Psi behawiorysta Z psem na codzień

Nie wyobrażam sobie jechać na trening, nie zastanawiając się, jak czuje się pies: w domu, podczas spacerów, w relacji z opiekunem czy w relacji z innymi psami. Nawet jeśli jest to zwykły trening posłuszeństwa, a oczekiwaniem opiekuna jest nauka podstawowych umiejętności przydatnych na co dzień, to ta wiedza pozwoli mi lepiej dobrać działania, które mają pomóc psu w trudnej sytuacji. Pokażę Wam dzisiaj przykład tego samego problemu, u dwóch różnych psów – ale z innym sposobem działania.

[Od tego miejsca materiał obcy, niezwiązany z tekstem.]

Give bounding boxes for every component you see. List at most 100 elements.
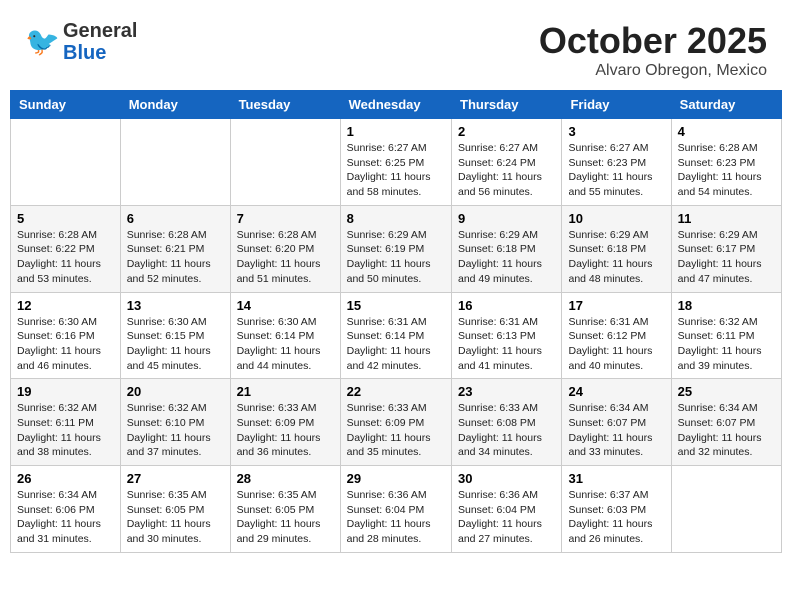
calendar-cell <box>671 466 781 553</box>
calendar-cell: 22 Sunrise: 6:33 AM Sunset: 6:09 PM Dayli… <box>340 379 451 466</box>
day-number: 13 <box>127 298 224 313</box>
day-info: Sunrise: 6:33 AM Sunset: 6:09 PM Dayligh… <box>237 401 334 460</box>
weekday-header-tuesday: Tuesday <box>230 91 340 119</box>
day-info: Sunrise: 6:34 AM Sunset: 6:07 PM Dayligh… <box>678 401 775 460</box>
logo-bird-icon: 🐦 <box>25 23 63 61</box>
day-number: 19 <box>17 384 114 399</box>
day-number: 20 <box>127 384 224 399</box>
day-info: Sunrise: 6:31 AM Sunset: 6:14 PM Dayligh… <box>347 315 445 374</box>
day-number: 16 <box>458 298 555 313</box>
day-number: 18 <box>678 298 775 313</box>
day-number: 15 <box>347 298 445 313</box>
day-number: 31 <box>568 471 664 486</box>
day-info: Sunrise: 6:29 AM Sunset: 6:17 PM Dayligh… <box>678 228 775 287</box>
day-info: Sunrise: 6:36 AM Sunset: 6:04 PM Dayligh… <box>347 488 445 547</box>
day-number: 1 <box>347 124 445 139</box>
day-info: Sunrise: 6:33 AM Sunset: 6:09 PM Dayligh… <box>347 401 445 460</box>
weekday-header-friday: Friday <box>562 91 671 119</box>
calendar-cell: 7 Sunrise: 6:28 AM Sunset: 6:20 PM Daylig… <box>230 205 340 292</box>
day-info: Sunrise: 6:31 AM Sunset: 6:12 PM Dayligh… <box>568 315 664 374</box>
calendar-cell: 28Sunrise: 6:35 AM Sunset: 6:05 PM Dayli… <box>230 466 340 553</box>
calendar-cell: 31 Sunrise: 6:37 AM Sunset: 6:03 PM Dayli… <box>562 466 671 553</box>
calendar-cell: 23Sunrise: 6:33 AM Sunset: 6:08 PM Dayli… <box>452 379 562 466</box>
day-info: Sunrise: 6:37 AM Sunset: 6:03 PM Dayligh… <box>568 488 664 547</box>
week-row-3: 12Sunrise: 6:30 AM Sunset: 6:16 PM Dayli… <box>11 292 782 379</box>
calendar-cell <box>11 119 121 206</box>
day-number: 10 <box>568 211 664 226</box>
location-title: Alvaro Obregon, Mexico <box>539 62 767 80</box>
day-number: 2 <box>458 124 555 139</box>
day-number: 3 <box>568 124 664 139</box>
day-info: Sunrise: 6:36 AM Sunset: 6:04 PM Dayligh… <box>458 488 555 547</box>
week-row-5: 26 Sunrise: 6:34 AM Sunset: 6:06 PM Dayli… <box>11 466 782 553</box>
day-number: 25 <box>678 384 775 399</box>
logo-blue: Blue <box>63 42 137 64</box>
day-info: Sunrise: 6:28 AM Sunset: 6:23 PM Dayligh… <box>678 141 775 200</box>
day-info: Sunrise: 6:32 AM Sunset: 6:11 PM Dayligh… <box>678 315 775 374</box>
calendar-cell: 11 Sunrise: 6:29 AM Sunset: 6:17 PM Dayli… <box>671 205 781 292</box>
day-info: Sunrise: 6:29 AM Sunset: 6:19 PM Dayligh… <box>347 228 445 287</box>
day-info: Sunrise: 6:27 AM Sunset: 6:24 PM Dayligh… <box>458 141 555 200</box>
calendar-cell: 10Sunrise: 6:29 AM Sunset: 6:18 PM Dayli… <box>562 205 671 292</box>
calendar-cell: 3 Sunrise: 6:27 AM Sunset: 6:23 PM Daylig… <box>562 119 671 206</box>
title-block: October 2025 Alvaro Obregon, Mexico <box>539 20 767 80</box>
calendar-cell: 15 Sunrise: 6:31 AM Sunset: 6:14 PM Dayli… <box>340 292 451 379</box>
day-number: 30 <box>458 471 555 486</box>
calendar-cell: 6Sunrise: 6:28 AM Sunset: 6:21 PM Daylig… <box>120 205 230 292</box>
day-info: Sunrise: 6:27 AM Sunset: 6:23 PM Dayligh… <box>568 141 664 200</box>
day-number: 27 <box>127 471 224 486</box>
calendar-cell: 16 Sunrise: 6:31 AM Sunset: 6:13 PM Dayli… <box>452 292 562 379</box>
day-info: Sunrise: 6:28 AM Sunset: 6:22 PM Dayligh… <box>17 228 114 287</box>
day-info: Sunrise: 6:33 AM Sunset: 6:08 PM Dayligh… <box>458 401 555 460</box>
day-number: 21 <box>237 384 334 399</box>
day-info: Sunrise: 6:28 AM Sunset: 6:20 PM Dayligh… <box>237 228 334 287</box>
day-number: 9 <box>458 211 555 226</box>
day-number: 11 <box>678 211 775 226</box>
calendar-cell: 19 Sunrise: 6:32 AM Sunset: 6:11 PM Dayli… <box>11 379 121 466</box>
calendar-cell: 29 Sunrise: 6:36 AM Sunset: 6:04 PM Dayli… <box>340 466 451 553</box>
weekday-header-monday: Monday <box>120 91 230 119</box>
calendar-cell: 1 Sunrise: 6:27 AM Sunset: 6:25 PM Daylig… <box>340 119 451 206</box>
weekday-header-saturday: Saturday <box>671 91 781 119</box>
calendar-cell: 13 Sunrise: 6:30 AM Sunset: 6:15 PM Dayli… <box>120 292 230 379</box>
weekday-header-wednesday: Wednesday <box>340 91 451 119</box>
day-number: 7 <box>237 211 334 226</box>
day-info: Sunrise: 6:30 AM Sunset: 6:14 PM Dayligh… <box>237 315 334 374</box>
day-number: 17 <box>568 298 664 313</box>
day-number: 26 <box>17 471 114 486</box>
calendar-cell: 14 Sunrise: 6:30 AM Sunset: 6:14 PM Dayli… <box>230 292 340 379</box>
day-number: 22 <box>347 384 445 399</box>
day-number: 24 <box>568 384 664 399</box>
day-info: Sunrise: 6:30 AM Sunset: 6:15 PM Dayligh… <box>127 315 224 374</box>
day-number: 6 <box>127 211 224 226</box>
month-title: October 2025 <box>539 20 767 62</box>
day-info: Sunrise: 6:32 AM Sunset: 6:10 PM Dayligh… <box>127 401 224 460</box>
day-info: Sunrise: 6:35 AM Sunset: 6:05 PM Dayligh… <box>127 488 224 547</box>
calendar-header: SundayMondayTuesdayWednesdayThursdayFrid… <box>11 91 782 119</box>
week-row-1: 1 Sunrise: 6:27 AM Sunset: 6:25 PM Daylig… <box>11 119 782 206</box>
calendar-cell: 17 Sunrise: 6:31 AM Sunset: 6:12 PM Dayli… <box>562 292 671 379</box>
week-row-4: 19 Sunrise: 6:32 AM Sunset: 6:11 PM Dayli… <box>11 379 782 466</box>
calendar-cell: 26 Sunrise: 6:34 AM Sunset: 6:06 PM Dayli… <box>11 466 121 553</box>
calendar-table: SundayMondayTuesdayWednesdayThursdayFrid… <box>10 90 782 553</box>
page-header: 🐦 General Blue October 2025 Alvaro Obreg… <box>10 10 782 85</box>
day-number: 4 <box>678 124 775 139</box>
day-info: Sunrise: 6:31 AM Sunset: 6:13 PM Dayligh… <box>458 315 555 374</box>
weekday-header-sunday: Sunday <box>11 91 121 119</box>
calendar-cell <box>120 119 230 206</box>
day-info: Sunrise: 6:34 AM Sunset: 6:06 PM Dayligh… <box>17 488 114 547</box>
day-info: Sunrise: 6:27 AM Sunset: 6:25 PM Dayligh… <box>347 141 445 200</box>
calendar-cell: 9 Sunrise: 6:29 AM Sunset: 6:18 PM Daylig… <box>452 205 562 292</box>
day-info: Sunrise: 6:29 AM Sunset: 6:18 PM Dayligh… <box>458 228 555 287</box>
calendar-cell: 4 Sunrise: 6:28 AM Sunset: 6:23 PM Daylig… <box>671 119 781 206</box>
calendar-cell: 30 Sunrise: 6:36 AM Sunset: 6:04 PM Dayli… <box>452 466 562 553</box>
day-number: 28 <box>237 471 334 486</box>
day-info: Sunrise: 6:30 AM Sunset: 6:16 PM Dayligh… <box>17 315 114 374</box>
calendar-cell: 24Sunrise: 6:34 AM Sunset: 6:07 PM Dayli… <box>562 379 671 466</box>
calendar-body: 1 Sunrise: 6:27 AM Sunset: 6:25 PM Daylig… <box>11 119 782 553</box>
day-number: 29 <box>347 471 445 486</box>
day-number: 14 <box>237 298 334 313</box>
day-info: Sunrise: 6:32 AM Sunset: 6:11 PM Dayligh… <box>17 401 114 460</box>
calendar-cell: 8Sunrise: 6:29 AM Sunset: 6:19 PM Daylig… <box>340 205 451 292</box>
week-row-2: 5Sunrise: 6:28 AM Sunset: 6:22 PM Daylig… <box>11 205 782 292</box>
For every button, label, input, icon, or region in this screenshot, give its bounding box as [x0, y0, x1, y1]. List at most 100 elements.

Nie wyobrażam sobie również prowadzić zajęć grupowych nie zastanawiając się jakie ćwiczenia przeprowadzić, które miejsce w sali czy na placu wybrać, jaka forma nagradzania będzie najlepsza dla każdego z psów. Umiejętności, które nabyłem szkoląc się w zawodzie behawiorysty czy prowadząc treningi terapeutyczne wpoiły mi pewne cenne wartości – oceń emocje i nastrój psa i zwracaj dużą uwagę na to, jak się czuje w różnych sytuacjach.

Wizyta u pierwszego psa

Oczekiwania klienta: lepsza kontrola nad zachowaniem psa

Problem: oszczekiwanie psów podczas spaceru na smyczy

Jestem na spotkaniu u dynamicznego, pobudliwego teriera. Widzę, że ciągnie i szczeka widząc innego psa. Uczę go skupienia uwagi, gdy pojawiają się w okolicy psy, do których chciałby pobiec. Zaczynam trenować w dużej odległości, mam małe oczekiwania i często nagradzam w sposób dynamiczny np. zabawą w przeciąganie, która jest bardzo naturalna dla terierów i będzie zwykle bardziej wartościowa od smakołyka. Tym bardziej, gdy pies zrezygnuje z kontaktu z ulubionym kumplem. Z drugiej strony, gdy czuję że pies mnie lubi, dobrze i bezpiecznie się przy mnie czuje nie mam obiekcji, aby w zdecydowany sposób stanąć mu na drodze nie pozwalając na ciągnięcie do drugiego psa. A na kontakty z psami pozwalam w bezpiecznych miejscach.

Wizyta u drugiego psa

Oczekiwania klienta: lepsza kontrola nad zachowaniem psa

Problem: oszczekiwanie psów na smyczy

Widzę psa, który się wycofuje, nie ma ochoty na kontakty ze wszystkimi psami, a w niewielkiej odległości od drugiego psa zaczyna go oszczekiwać, aby oddalić od siebie zagrożenie. Te sygnały świadczyć mogą o przeżywanym strachu czy obawie, a oddalenie zagrożenia sprawi, że pies odczuwa ulgę. Mimo że “z wierzchu’ problem podobny do wcześniej opisanego, wątpię, abym tego psa uczył skupiania uwagi. Raczej staram się dobrać taką odległość od mijanego psa, w której pies czuje się bezpiecznie i uczył spokojnego obserwowania przechodzącego psa. Pies zaczyna mi ufać, bo wie, że w sytuacji stresującej pomogę mu znaleźć takie rozwiązanie, aby strach był jak najmniejszy. Do kontaktów szukam spokojnych psów i spokojnych miejsc, gdzie można pójść na swobodny spacer, gdzie można powęszyć i swobodnie eksplorować.

Oba opisane przeze mnie psy nie mają bardzo poważnych problemów i często opiekunowie zwracają się z tego typu problemami do trenerów, a nie do behawiorystów, to ważna jest odpowiednia ocena sytuacji, emocji, które przeżywa pies podczas spaceru. Prowadzę zarówno szkolenia dla behawiorystów, jak i szkolenia trenerskie i na obu z nich uczę kursantów rozumienia pewnych problemów, rozumienia emocji psów, m.in. stąd też pomysł na prowadzenie zajęć w schronisku – można spotkać tam mnóstwo psich charakterów, można obserwować ich zachowania, oceniać ich emocje, empatyzować i dobierać takie ćwiczenia, które mogą im pomóc.